Thursday, March 27, 2008

Staying flexible at T5

"We wanted to make the experience of being in an airport exciting. We wanted to capture the spirit of travel." said Heathrow's Terminal 5 architect Richard Rogers.

Check-in here for chaos: Disgruntled passengers find Terminal Five is much the same as Terminal One, Two, Three and Four

It certainly looked that way to me yesterday: the baggage system malfunctioned, causing hours of delays in retrieving luggage, at least 34 canceled flights, and a temporary ban on checked items.

Too much excitement; too much the spirit of today's travel experience, I'm afraid.

I remember the opening of Denver's new airport a few years ago: it was plagued with similar problems in it's automated baggage handling system.
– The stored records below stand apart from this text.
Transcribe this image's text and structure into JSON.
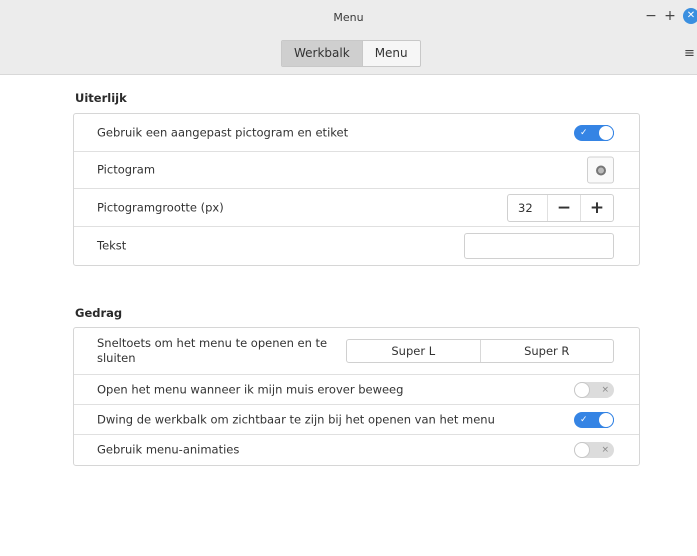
{
  "window": {
    "title": "Menu",
    "minimize": "−",
    "maximize": "+",
    "close": "✕"
  },
  "tabs": [
    {
      "label": "Werkbalk",
      "active": true
    },
    {
      "label": "Menu",
      "active": false
    }
  ],
  "menu_icon": "hamburger-menu-icon",
  "appearance": {
    "title": "Uiterlijk",
    "custom_icon_label": "Gebruik een aangepast pictogram en etiket",
    "custom_icon_enabled": true,
    "icon_label": "Pictogram",
    "icon_size_label": "Pictogramgrootte (px)",
    "icon_size_value": "32",
    "icon_size_decrement": "−",
    "icon_size_increment": "+",
    "text_label": "Tekst",
    "text_value": ""
  },
  "behavior": {
    "title": "Gedrag",
    "shortcut_label": "Sneltoets om het menu te openen en te sluiten",
    "shortcut_keys": [
      "Super L",
      "Super R"
    ],
    "hover_label": "Open het menu wanneer ik mijn muis erover beweeg",
    "hover_enabled": false,
    "force_panel_label": "Dwing de werkbalk om zichtbaar te zijn bij het openen van het menu",
    "force_panel_enabled": true,
    "animations_label": "Gebruik menu-animaties",
    "animations_enabled": false
  },
  "colors": {
    "accent": "#3584e4",
    "header_bg": "#ececec",
    "active_tab": "#cfcfcf"
  }
}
I don't think that they ever got it right: in that case, the problem was compounded by having built the handling tunnels to be too small for human crews to substitute for the automated ones. I was on one of the last flights through the old Stapleton Airport the night before the switch in 1995, and the facility had been completely gutted to furnish the new airport. I can imagine that BA (and it's passengers) will face months of similar "settling in" glitches.

I think that we just have to accept that people are not particularly good at anticipating events, and stay flexible when hitting the road. Air travel seems particularly vulnerable, since single-point problems (weather, aircraft, baggage handling) can affect so many people and the effects can ripple throughout the system so quickly. There is no "routing around" the problem, only 'shouldering through.

It seems that transportation systems need to be designed to route around failure more quickly and automatically, much as the Internet is able to. The mechanisms aren't the same, of course, but the model is good: why aren't there better designs for routing systems for physical distribution of goods and people. Current systems seem to place too much emphasis on economy-of-scale and hub-and-spoke architechtures: perhaps more flexible routing (Open Skies?) and smaller packets (commuter airlines?) might improve performance.

Something to mull on the evening commute (stuck in traffic after an accident along the A12...another system vulnerable to disruption by point failures).